Be as flexible as you can about last-minute show changes.

If you’re the type of musician whose world immediately crumbles when your set time changes at the last minute, or when you’re forced to use backline amps and drum kitsrather than your own on short notice, then you might need to reevaluate your expectations. Unless you’re playing a sold-out theatre, set times are likely to move around a bit to accommodate everyone’s needs. And venues tend to operate on wildly varying degrees of professionalism.

If you’re an independent band embarking on a month-long tour, you should absolutely expect problems to show up in the form of inconvenient last minute changes. But while those changes are a huge pain to deal with, they’re usually unavoidable. Rather than fighting them or letting them bother and distract you throughout your performance, just play the best you can and try to minimize any other variables. Especially from the audience’s standpoint, if fans see you constantly fiddling around with your amp settings, showing your discomfort, it will throw them off, too!

Try to be flexible, well prepared, and expect last minute changes to occur, so they don’t destroy your night.

Maintain realistic expectations.

Minor issues have the power to ruin your shows if your expectations aren’t realistic. Dedication, ambition, and striving for perfection are all great qualities — perhaps essential qualities in any successful musician. You should have high expectations for yourself and your musical goals! But setting unrealistically high expectations for how some gigs should go is a sure path to disappointment. Not every gig is Madison Square Garden.

Being prepared, talented, and lucky all aren’t enough to keep problems from happening to you during a show. There’s just too much out of your hands to ensure that every one of your performances is going to be made great by your efforts alone. This is where my advice to just try and have a great time comes in. You’re on stage rocking out with your friends, at the very least, you can have a good time doing it!

The key here is to prepare for a live show as much as you can, but remember to have a good time and roll with the punches, and great things will come from that openness of attitude.

Remember why you love playing music and focus on the audience.

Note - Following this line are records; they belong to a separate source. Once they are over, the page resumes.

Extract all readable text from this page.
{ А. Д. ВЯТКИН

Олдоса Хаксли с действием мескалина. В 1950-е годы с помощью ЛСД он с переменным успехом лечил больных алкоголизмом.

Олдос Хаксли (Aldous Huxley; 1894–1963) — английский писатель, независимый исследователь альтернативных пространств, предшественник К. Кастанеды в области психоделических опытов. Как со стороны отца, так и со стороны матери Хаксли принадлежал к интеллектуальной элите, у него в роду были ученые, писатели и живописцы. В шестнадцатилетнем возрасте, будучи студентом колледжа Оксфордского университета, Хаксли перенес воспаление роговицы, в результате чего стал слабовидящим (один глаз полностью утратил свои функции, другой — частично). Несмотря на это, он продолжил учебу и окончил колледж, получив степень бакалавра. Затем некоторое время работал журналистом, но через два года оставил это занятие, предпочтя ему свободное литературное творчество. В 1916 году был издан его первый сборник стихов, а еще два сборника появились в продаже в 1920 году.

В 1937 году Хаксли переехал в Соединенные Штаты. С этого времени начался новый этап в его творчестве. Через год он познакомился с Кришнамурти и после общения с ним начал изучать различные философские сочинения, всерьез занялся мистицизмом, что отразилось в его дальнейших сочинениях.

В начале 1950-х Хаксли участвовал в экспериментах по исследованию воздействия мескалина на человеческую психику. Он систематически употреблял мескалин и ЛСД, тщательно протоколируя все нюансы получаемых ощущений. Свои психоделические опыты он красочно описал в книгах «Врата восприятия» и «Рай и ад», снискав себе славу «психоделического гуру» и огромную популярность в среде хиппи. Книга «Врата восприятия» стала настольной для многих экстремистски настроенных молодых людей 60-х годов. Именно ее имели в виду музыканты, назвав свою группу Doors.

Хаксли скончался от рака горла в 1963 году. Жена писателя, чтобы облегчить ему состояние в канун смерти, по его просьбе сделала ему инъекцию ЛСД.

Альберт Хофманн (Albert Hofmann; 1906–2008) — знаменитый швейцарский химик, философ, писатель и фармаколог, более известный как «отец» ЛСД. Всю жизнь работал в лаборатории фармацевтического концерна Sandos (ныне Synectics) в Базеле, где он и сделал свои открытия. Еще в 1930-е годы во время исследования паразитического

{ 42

When a show is truly going off the rails, one of the best ways to inoculate yourself from despair is to actively remind yourself why you love playing music so much in the first place. This might sound a little self-helpy to some, but if you’re in the middle of a set that’s going poorly and you’ve still got five songs left, it could be the one thing that saves your show. Remember, audiences only tend to remember the first and last few songs in your set, so try to go out with a bang and make a lasting impression!

We musicians are notorious for getting in our own heads. You might think your show is going horribly, but what does the audience think? After all, live performances are for listeners, not for you. You can and absolutely should scrutinize and address problems occurring in your shows, but that should happen long after you’ve left the stage. While you’re on stage, your priority should be your audience.

Focusing on your audience’s experience, and simply having a great time no matter what happens, are two of the best pieces of advice for getting through even the worst of shows. Performing live is never perfect, there are always risks, but we musicians have to take those risks for the sake of our craft, in order to do what we love.